Raw sugar futures closed near their lows on Thursday due to sales by producers and small speculators, with the market seen staying in a trading band on Friday, brokers said. The New York Board of Trade's key March raw sugar contract fell 0.08 cent to settle at 8.82 cents a lb, dealing from 8.81 to 8.96 cents. May sugar shed 0.06 to 8.99 cents. The rest lost 0.03 to 0.05 cent.
"The whole thing was just not overwhelming. There was a good producer sale at 8.95 (cents, basis March) and the locals unloaded as well. I don't see much on the horizon because there's good support at 8.75 and strong origin sales at 9.00 (cents in March)," a senior floor dealer said.
The outlook for the sweetener is seen as bullish due to a supply deficit in 2004/05 and steady levels of consumer buying in the coming years by nations like China.
Sugar popped higher on speculative fund buying but an increased level of sales from exporters like Thailand and Brazil capped the market and prompted speculators who took on long positions to abandon those positions, floor dealers said.
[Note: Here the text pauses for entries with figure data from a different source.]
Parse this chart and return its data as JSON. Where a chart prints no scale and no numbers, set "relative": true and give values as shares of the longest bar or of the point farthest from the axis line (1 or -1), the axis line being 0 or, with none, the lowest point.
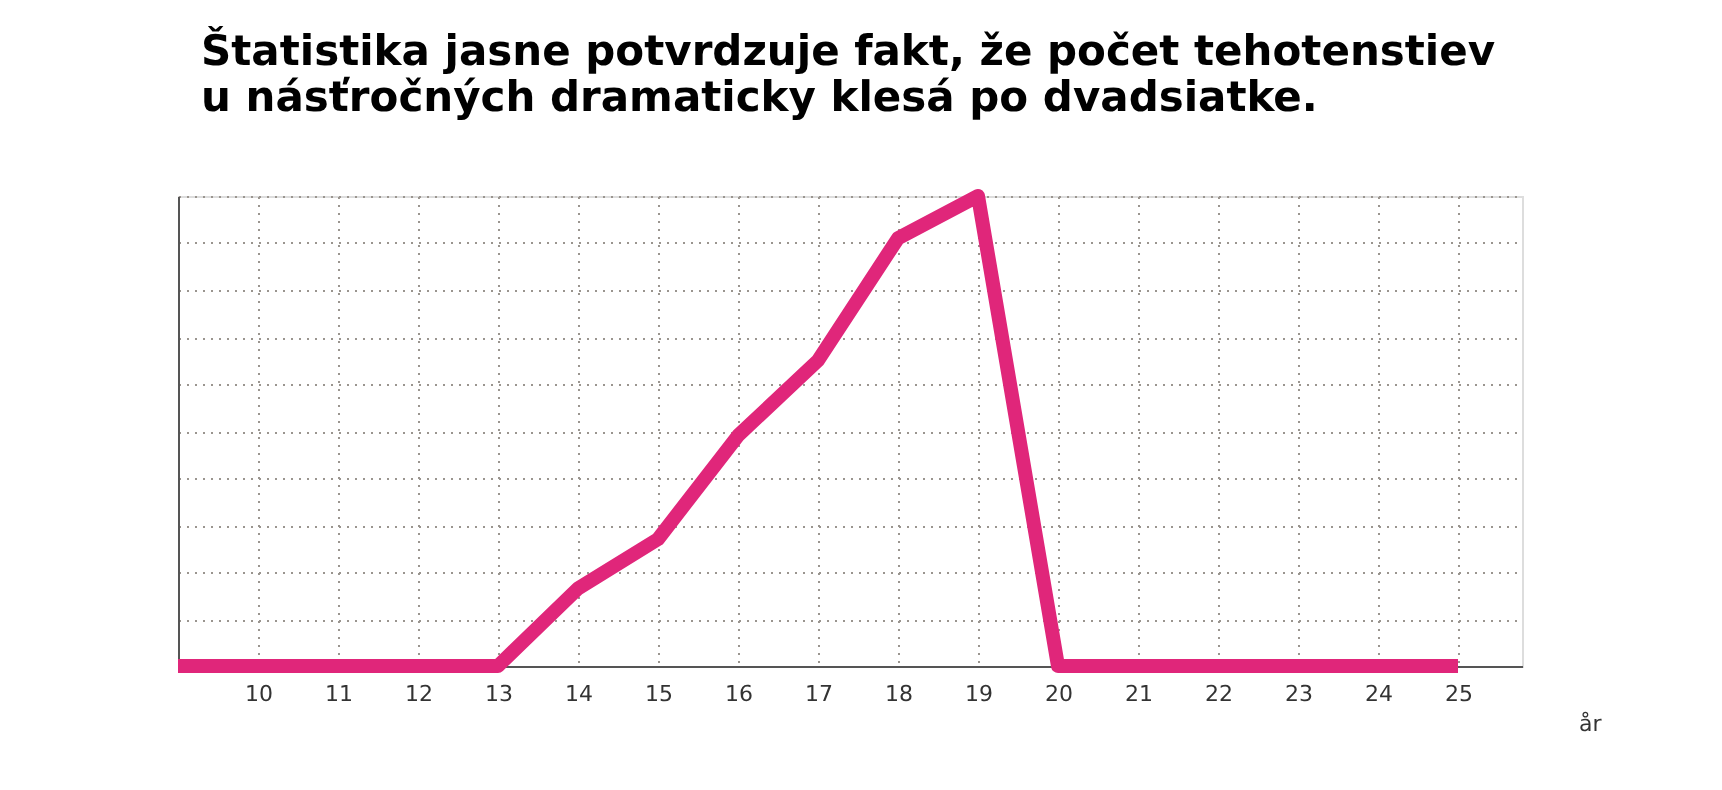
{
  "chart_data": {
    "type": "line",
    "title": [
      "Štatistika jasne potvrdzuje fakt, že počet tehotenstiev",
      "u násťročných dramaticky klesá po dvadsiatke."
    ],
    "xlabel": "år",
    "x": [
      9,
      10,
      11,
      12,
      13,
      14,
      15,
      16,
      17,
      18,
      19,
      20,
      21,
      22,
      23,
      24,
      25
    ],
    "relative": true,
    "series": [
      {
        "color": "#e0267a",
        "values": [
          0,
          0,
          0,
          0,
          0,
          0.165,
          0.27,
          0.49,
          0.65,
          0.91,
          1,
          0,
          0,
          0,
          0,
          0,
          0
        ]
      }
    ],
    "xlim": [
      9,
      25.8
    ],
    "xticks": [
      10,
      11,
      12,
      13,
      14,
      15,
      16,
      17,
      18,
      19,
      20,
      21,
      22,
      23,
      24,
      25
    ],
    "grid": true,
    "line_style": "solid",
    "marker": "none",
    "legend": false
  }
}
"The funds are already long so any upside is limited. The producers are also eager to sell every time we get near 9.00 cents," an analyst explained. Technicians said they feel support in the March contract is at 8.80 and 8.75 cents, while resistance would be at 9.00 and 9.04 cents.
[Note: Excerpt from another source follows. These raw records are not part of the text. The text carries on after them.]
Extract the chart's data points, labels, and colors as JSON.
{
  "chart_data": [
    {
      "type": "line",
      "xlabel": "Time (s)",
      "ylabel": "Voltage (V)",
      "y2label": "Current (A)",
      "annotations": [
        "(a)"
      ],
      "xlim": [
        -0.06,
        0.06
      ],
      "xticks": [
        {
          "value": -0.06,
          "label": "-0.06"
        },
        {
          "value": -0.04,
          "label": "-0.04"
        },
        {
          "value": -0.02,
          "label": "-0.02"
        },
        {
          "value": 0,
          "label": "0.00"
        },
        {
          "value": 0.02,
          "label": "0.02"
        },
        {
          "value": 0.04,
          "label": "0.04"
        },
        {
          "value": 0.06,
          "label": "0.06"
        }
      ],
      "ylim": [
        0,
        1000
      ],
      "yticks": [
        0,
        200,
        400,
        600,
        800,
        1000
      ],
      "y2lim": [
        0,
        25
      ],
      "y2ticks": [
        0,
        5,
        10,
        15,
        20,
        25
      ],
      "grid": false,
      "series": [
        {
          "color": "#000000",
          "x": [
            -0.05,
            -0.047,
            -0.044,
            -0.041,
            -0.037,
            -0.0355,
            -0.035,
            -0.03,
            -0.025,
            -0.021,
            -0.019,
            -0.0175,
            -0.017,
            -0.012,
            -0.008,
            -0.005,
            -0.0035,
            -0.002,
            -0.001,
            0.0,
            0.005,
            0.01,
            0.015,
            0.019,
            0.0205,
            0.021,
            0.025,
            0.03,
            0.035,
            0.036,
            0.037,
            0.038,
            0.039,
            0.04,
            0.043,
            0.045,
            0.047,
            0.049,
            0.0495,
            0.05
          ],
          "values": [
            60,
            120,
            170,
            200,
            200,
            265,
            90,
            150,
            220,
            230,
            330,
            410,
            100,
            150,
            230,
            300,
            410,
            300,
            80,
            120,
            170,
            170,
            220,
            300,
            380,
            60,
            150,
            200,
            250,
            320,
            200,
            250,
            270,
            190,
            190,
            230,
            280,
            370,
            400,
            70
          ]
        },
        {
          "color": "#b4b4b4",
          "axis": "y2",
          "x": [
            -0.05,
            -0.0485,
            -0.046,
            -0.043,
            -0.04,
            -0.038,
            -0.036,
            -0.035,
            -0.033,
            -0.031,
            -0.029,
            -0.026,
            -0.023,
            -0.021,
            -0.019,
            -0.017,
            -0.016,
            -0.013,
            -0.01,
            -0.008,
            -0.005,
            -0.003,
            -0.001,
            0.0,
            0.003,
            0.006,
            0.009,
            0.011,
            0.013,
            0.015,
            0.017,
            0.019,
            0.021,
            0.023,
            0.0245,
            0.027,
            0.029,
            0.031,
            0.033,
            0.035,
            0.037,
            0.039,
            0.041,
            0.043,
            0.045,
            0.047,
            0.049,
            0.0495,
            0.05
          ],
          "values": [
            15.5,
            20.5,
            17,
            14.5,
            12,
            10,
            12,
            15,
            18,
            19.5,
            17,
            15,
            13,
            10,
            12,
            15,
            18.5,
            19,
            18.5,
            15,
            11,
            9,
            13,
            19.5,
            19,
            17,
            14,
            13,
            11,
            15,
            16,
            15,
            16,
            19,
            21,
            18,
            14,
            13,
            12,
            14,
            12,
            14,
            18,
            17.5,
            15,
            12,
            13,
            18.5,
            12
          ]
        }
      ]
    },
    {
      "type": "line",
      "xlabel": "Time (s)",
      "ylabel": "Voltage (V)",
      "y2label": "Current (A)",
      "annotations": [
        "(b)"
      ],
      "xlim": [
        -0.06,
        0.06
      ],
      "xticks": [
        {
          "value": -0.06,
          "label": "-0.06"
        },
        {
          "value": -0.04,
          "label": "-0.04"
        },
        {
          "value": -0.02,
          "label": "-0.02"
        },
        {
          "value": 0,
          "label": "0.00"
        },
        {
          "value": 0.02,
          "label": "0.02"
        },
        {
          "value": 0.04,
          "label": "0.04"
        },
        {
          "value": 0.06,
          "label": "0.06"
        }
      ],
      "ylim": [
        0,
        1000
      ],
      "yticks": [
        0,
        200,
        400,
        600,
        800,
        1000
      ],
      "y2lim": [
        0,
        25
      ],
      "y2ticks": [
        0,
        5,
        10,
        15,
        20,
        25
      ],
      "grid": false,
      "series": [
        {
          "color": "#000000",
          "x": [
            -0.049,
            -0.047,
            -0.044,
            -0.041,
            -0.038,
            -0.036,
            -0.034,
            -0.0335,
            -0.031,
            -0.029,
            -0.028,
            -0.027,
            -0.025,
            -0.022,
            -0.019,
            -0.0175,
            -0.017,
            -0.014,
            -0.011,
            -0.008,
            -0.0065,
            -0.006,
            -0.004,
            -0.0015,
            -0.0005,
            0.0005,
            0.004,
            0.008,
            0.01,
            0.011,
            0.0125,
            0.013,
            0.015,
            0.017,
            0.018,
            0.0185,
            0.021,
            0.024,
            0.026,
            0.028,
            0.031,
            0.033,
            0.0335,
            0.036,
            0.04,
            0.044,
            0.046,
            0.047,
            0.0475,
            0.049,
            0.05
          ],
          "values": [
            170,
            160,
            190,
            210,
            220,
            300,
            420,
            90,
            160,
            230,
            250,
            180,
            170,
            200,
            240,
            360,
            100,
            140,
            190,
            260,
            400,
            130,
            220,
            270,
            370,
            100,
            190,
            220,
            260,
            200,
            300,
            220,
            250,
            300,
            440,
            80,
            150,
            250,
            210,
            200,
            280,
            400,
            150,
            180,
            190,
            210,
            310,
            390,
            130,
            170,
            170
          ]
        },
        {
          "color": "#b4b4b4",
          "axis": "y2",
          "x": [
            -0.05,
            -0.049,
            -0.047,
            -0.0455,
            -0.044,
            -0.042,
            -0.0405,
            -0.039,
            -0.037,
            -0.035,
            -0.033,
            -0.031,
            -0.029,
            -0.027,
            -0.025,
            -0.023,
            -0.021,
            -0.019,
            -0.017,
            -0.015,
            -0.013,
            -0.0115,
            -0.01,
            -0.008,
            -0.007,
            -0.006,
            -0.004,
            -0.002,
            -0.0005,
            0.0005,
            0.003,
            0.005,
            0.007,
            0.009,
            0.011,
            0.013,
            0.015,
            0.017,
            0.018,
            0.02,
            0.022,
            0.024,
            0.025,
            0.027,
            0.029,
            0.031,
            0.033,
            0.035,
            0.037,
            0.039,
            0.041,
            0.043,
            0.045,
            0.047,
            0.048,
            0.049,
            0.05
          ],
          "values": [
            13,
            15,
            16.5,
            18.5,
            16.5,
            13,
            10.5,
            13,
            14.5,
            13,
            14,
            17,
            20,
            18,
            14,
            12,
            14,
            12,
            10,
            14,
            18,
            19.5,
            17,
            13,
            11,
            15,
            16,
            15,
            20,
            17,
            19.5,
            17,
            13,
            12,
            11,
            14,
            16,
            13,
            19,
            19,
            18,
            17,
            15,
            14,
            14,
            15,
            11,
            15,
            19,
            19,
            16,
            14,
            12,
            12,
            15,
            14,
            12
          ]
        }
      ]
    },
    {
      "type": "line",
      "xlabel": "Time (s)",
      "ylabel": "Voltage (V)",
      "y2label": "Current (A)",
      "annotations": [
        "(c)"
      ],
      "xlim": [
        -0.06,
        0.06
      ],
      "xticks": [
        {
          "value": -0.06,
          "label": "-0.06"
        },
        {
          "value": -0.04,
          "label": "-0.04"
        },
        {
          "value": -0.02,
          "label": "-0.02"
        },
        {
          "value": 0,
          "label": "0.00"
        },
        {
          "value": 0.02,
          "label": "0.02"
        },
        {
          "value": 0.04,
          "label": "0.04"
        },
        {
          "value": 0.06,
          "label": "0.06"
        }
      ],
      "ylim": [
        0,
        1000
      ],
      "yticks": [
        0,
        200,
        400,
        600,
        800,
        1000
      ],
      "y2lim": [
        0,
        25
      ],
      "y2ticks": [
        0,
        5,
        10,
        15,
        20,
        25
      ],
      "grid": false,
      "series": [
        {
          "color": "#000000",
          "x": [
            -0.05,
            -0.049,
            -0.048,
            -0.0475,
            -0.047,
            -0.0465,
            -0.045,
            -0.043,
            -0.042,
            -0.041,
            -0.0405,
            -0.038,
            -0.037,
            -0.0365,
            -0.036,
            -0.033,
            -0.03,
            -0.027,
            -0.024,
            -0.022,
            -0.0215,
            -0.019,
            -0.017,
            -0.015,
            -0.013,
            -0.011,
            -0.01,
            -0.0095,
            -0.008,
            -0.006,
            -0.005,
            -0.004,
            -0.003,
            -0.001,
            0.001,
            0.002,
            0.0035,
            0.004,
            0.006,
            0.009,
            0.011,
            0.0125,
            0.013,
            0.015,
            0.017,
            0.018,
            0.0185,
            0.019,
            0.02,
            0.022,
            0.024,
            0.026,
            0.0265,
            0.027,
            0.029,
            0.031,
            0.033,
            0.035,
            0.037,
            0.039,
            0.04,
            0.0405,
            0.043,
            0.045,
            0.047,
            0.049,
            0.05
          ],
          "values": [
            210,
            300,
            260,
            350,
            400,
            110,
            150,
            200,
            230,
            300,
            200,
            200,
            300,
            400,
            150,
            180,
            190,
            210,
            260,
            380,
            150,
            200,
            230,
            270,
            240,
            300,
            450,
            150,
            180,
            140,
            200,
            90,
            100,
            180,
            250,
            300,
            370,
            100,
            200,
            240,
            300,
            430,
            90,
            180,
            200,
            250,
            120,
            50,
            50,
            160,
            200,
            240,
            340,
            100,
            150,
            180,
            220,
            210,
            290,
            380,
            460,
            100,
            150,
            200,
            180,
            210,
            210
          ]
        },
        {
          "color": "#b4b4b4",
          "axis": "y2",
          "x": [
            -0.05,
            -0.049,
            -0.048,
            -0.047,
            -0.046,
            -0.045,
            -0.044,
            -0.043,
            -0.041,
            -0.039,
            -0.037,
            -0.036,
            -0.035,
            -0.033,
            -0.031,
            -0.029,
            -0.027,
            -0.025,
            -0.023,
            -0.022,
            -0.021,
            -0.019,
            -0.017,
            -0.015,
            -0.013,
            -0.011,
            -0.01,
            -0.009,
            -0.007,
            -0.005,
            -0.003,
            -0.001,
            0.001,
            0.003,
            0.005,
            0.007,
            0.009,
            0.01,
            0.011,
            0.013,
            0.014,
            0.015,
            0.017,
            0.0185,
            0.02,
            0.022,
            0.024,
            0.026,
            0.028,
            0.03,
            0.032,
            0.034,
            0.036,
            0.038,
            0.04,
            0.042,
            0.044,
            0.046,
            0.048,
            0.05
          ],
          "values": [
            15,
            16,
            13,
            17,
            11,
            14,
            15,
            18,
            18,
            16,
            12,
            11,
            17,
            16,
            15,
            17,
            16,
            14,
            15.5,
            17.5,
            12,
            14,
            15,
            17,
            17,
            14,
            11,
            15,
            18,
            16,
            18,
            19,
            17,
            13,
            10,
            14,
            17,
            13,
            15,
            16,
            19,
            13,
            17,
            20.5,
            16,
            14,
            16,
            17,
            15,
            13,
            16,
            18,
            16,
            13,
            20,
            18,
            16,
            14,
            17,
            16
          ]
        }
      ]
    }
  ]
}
Traded volume just before the market closed for the day reached 19,530 lots, from the previous tally of 25,394 lots. Call volume at that time stood at 4,090 lots while puts hit 2,206 lots.
Open interest in the No 11 sugar market shot up 5,421 contracts to 325,578 lots as of December 1. Ethanol futures closed steady with the February contract finishing at 95 cents a gallon.
January sugar lost 0.10 cent to 20.25 cents a lb and March fell 0.01 to 20.35 cents. Two contracts aside, the rest were unchanged. Traded volume before the market closed touched 904 lots, versus the prior 255 lots.